2.辛うじて可能なことは、インチ単位の計測であり、ヤード単位ではない(マスターズより)。
3.ハザードの境界を超えたかどうかの判断は、大きな違いを生み出してしまう(プレーヤーズ選手権より)。
4.アイザック・ニュートンの力学は、ボールがルース・インペディメントに触れた時、もしくは、そこから動いた時に適用される(BMW選手権より)。
最も混乱を招いたのは、タイガー自身の誤った判断である。
ペナルティを科された以上の4大会において、彼は問題が起こった時点で競技委員を呼んでいれば良かった。ウッズのプレーは、その高い注目度のあまり、細部にまで渡り注視される。彼自身も、コース上の競技委員が、ルール解釈のサポートをしてくれると理解していた。およそ40,000字の、600頁にも及ぶルール、そして解釈付きのマニュアルが存在するということも。つまりタイガーは、ドロップする適切な場所を、委員が責任を持って指示してくれることを理解していた。それにより選手が間違いを犯すリスクから解放されるということも。
もしアブダビでタイガーが競技委員を呼んでいたら、どうなっていただろうか?委員は残念そうなタイガーの表情を見て、「ボールは砂地にある」と言い、本人が埋まったボールの状態を確認し、プレー続行不可能と宣言していただろうか?そうすれば2打のペナルティは科されなかったのだろうか。
タイガーは、競技委員がペナルティから守ってくれることも知っていた。1999年にTPCスコッツデールで開催されたフェニックス・オープン最終日、巨大な岩が障害物かどうかの判定を要請。そしてギャラリーに協力してもらい、その石を動かせるかどうかを委員に確認している。
BMW選手権の話に戻るが、ボールが動いたと認めず、リプレー映像を見られたらどうだったか。可能性として考えられるのは、映像の確認を拒否しただろうということ。これは、スコアリングトレーラーに乗っていたある人物の話。Foxスポーツのロバート・ルーズティッチ氏が伝えたところによれば、こうだ。
「ウッズは競技委員のスラッガー・ホワイトに対し、2打のペナルティを科され、不満を爆発させた。ホワイトはウッズに問題のシーンを録画した映像を見せようとしたが、ウッズはこれを拒否。もし映像を見る気分だったのなら、自分が間違っていたと知っただろう。だが、ウッズは自分の誤りを時に認めない傾向がある為、怒りを爆発させた」。
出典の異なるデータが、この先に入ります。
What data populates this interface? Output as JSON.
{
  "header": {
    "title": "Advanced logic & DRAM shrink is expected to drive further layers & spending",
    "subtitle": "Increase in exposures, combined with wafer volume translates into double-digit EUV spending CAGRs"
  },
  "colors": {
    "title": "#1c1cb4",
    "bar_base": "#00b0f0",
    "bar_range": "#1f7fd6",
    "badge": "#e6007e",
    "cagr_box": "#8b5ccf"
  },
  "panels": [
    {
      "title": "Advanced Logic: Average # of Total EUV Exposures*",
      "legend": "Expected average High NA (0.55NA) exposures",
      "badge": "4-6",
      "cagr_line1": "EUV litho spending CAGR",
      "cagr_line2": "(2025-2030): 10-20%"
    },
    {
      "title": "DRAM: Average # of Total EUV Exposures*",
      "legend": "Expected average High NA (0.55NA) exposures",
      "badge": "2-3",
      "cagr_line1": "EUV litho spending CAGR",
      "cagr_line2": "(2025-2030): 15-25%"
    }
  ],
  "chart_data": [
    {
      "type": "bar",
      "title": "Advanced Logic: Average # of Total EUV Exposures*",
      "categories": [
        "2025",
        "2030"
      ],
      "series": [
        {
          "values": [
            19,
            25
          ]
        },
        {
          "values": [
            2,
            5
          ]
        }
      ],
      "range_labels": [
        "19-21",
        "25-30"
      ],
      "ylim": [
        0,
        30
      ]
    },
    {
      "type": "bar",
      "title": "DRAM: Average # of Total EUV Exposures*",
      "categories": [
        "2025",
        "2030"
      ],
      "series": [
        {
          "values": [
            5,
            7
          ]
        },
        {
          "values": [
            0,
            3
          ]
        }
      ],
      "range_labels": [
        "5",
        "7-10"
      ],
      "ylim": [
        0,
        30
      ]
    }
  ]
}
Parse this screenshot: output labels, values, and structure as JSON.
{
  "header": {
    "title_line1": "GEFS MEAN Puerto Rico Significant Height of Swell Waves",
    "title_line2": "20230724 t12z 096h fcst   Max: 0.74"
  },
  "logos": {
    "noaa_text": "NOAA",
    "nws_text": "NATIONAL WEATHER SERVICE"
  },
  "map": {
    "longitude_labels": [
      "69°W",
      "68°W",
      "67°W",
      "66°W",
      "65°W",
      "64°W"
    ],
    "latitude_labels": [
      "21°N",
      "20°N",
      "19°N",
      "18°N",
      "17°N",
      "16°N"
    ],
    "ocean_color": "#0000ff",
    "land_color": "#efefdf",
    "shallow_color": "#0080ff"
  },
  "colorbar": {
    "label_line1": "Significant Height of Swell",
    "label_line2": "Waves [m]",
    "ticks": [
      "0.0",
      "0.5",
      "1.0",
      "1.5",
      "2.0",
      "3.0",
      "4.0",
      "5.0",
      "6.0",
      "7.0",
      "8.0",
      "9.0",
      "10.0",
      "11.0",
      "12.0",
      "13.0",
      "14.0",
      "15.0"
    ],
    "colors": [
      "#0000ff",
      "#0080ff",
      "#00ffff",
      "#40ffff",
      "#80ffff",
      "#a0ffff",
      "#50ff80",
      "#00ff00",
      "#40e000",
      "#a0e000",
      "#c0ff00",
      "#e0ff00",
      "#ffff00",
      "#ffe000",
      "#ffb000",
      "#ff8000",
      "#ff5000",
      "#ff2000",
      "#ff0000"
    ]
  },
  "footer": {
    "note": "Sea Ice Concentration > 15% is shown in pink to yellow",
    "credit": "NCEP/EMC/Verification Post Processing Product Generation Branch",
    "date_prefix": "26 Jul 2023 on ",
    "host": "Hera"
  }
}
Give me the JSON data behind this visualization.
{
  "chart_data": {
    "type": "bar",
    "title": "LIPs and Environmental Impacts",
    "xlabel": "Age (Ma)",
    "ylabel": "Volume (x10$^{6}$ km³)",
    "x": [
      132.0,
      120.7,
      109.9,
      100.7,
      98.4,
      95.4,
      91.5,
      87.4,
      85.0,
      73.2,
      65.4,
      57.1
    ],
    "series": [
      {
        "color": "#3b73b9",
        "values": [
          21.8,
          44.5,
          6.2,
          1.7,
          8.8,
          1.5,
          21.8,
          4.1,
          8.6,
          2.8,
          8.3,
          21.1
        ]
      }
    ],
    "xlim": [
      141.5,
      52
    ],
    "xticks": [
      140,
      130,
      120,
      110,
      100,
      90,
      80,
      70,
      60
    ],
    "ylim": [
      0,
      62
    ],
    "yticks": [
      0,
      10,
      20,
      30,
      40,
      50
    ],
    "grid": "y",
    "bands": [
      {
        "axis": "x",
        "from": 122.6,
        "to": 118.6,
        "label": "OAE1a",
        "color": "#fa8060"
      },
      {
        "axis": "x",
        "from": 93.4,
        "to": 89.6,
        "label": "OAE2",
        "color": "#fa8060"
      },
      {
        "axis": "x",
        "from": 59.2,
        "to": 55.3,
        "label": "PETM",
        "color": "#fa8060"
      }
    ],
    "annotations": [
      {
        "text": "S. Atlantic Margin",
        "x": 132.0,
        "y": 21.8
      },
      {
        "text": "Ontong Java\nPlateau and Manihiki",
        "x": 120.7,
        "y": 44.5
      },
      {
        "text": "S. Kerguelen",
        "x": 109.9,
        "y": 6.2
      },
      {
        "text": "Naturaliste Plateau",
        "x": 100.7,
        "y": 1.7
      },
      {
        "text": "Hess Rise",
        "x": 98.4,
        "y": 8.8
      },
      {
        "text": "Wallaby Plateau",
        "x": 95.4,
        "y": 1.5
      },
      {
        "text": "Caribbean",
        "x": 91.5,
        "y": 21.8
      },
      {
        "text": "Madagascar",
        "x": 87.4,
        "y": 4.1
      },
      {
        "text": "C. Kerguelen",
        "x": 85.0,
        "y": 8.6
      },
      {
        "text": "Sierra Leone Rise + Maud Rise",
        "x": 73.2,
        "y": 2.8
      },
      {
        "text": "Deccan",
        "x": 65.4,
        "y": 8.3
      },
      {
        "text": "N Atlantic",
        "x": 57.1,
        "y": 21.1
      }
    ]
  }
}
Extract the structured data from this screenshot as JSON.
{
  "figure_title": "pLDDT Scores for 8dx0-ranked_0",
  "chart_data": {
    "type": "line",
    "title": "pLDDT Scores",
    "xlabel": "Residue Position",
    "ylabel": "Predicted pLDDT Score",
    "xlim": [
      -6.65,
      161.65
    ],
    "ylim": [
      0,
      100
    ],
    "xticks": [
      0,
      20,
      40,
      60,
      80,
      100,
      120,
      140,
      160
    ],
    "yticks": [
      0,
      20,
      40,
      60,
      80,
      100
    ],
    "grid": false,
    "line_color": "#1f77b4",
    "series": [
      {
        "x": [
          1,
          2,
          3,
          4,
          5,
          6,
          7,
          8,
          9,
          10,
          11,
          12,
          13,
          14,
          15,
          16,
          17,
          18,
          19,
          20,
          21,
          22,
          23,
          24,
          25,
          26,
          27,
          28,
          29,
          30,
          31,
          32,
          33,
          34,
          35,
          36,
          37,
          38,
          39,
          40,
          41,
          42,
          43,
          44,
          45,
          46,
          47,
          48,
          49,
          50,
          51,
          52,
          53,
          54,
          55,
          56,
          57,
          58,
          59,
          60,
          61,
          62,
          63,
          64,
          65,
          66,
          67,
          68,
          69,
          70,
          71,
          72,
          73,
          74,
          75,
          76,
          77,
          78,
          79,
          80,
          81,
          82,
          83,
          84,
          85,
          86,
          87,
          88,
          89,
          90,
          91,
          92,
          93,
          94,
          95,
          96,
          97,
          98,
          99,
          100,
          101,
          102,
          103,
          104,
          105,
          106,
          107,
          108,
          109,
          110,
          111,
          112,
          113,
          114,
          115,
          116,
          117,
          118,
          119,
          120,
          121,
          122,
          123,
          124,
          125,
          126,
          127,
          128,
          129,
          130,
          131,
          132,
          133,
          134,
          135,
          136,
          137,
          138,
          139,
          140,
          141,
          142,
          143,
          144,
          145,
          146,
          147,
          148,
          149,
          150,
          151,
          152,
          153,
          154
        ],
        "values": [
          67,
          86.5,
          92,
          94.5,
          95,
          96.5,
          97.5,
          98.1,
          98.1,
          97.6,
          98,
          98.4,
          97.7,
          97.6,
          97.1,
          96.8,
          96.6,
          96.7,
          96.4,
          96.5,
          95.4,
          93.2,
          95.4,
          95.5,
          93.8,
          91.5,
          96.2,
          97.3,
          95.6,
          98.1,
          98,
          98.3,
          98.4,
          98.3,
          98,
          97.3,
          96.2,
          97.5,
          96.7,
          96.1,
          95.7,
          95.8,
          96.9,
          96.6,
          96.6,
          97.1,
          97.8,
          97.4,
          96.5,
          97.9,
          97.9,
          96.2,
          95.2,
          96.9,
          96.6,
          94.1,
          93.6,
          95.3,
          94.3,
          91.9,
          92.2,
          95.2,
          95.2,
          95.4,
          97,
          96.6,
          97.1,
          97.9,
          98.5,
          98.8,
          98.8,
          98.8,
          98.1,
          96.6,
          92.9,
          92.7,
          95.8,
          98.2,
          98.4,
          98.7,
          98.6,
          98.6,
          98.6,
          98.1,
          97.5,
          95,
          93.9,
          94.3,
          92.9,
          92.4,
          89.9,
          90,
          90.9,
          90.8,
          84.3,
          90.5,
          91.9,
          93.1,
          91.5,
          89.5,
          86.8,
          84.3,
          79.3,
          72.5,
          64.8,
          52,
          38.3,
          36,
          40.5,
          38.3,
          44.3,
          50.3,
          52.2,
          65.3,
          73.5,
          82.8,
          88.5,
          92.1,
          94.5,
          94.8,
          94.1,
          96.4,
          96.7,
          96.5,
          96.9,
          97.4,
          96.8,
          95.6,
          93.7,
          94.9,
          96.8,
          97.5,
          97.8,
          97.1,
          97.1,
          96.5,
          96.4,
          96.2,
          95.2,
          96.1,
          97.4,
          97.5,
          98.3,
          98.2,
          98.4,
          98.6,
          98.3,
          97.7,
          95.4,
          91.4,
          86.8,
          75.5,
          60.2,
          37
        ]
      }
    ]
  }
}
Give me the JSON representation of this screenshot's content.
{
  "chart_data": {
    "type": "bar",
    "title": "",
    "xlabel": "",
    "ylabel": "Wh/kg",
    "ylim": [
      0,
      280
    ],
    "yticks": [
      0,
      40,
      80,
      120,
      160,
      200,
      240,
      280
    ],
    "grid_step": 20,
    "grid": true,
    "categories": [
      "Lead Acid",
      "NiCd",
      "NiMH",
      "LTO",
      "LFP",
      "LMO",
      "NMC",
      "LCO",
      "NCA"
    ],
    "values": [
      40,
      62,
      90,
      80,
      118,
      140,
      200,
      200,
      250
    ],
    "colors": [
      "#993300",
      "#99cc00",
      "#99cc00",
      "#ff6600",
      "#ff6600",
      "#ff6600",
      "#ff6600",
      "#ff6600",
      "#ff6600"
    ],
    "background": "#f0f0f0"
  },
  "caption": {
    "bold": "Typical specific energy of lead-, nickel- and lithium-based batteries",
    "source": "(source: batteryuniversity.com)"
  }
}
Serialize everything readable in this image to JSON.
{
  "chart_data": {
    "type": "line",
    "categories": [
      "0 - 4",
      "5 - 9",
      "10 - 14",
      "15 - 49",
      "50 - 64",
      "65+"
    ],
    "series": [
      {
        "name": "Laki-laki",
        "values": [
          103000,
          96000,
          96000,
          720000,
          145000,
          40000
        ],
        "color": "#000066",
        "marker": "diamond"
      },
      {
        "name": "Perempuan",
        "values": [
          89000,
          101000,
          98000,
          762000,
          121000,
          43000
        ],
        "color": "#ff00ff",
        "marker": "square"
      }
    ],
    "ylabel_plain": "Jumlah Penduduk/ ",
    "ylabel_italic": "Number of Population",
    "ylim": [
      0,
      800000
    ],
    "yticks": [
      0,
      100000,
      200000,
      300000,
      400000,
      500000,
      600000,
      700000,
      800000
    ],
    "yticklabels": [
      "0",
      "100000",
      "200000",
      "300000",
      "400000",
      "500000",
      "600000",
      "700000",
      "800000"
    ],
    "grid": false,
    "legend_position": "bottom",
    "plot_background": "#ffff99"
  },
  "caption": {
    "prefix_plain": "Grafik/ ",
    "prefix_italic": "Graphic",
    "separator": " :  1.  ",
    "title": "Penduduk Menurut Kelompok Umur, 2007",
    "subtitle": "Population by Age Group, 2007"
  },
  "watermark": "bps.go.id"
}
1年を通して、正確性が求められる場面でタイガーは苦しんだ。大目に見てもらえる問題ではない。多くのギャラリー、そして全米中継用のカメラに囲まれ、タイガーの動きは事細かに注視される。時には過度に。だがルールを忘れ、誤った知識を持ってしまっていたことが、重大な問題を生んだのだ。
今後、タイガーが同じ過ちを繰り返すとは思えない。そして、今後、どんなに些細なこと、または目に見えて明らかなことであっても、判定の為に他のゴルファーが委員を呼ぶ可能性を考えるべきだ。彼らはそれだけ、リスクを負う可能性が高くなってしまったのだから。今やプロゴルフはビッグビジネス。失態を予防出来るルールがあることで、賞金を失うことなく、優勝の可能性を失うことなく、そしてまた、自分の評価を損ねる心配もなくなる。
タイガーの状況は、ブランデル・シャンブリーの記事によって悪化した。シャンブリーは記事の中で、タイガーがルールについて少々傲慢になっているとし、小学4年生が行うカンニングの類と比較した。そして、今も私が同じように論じているというわけだ。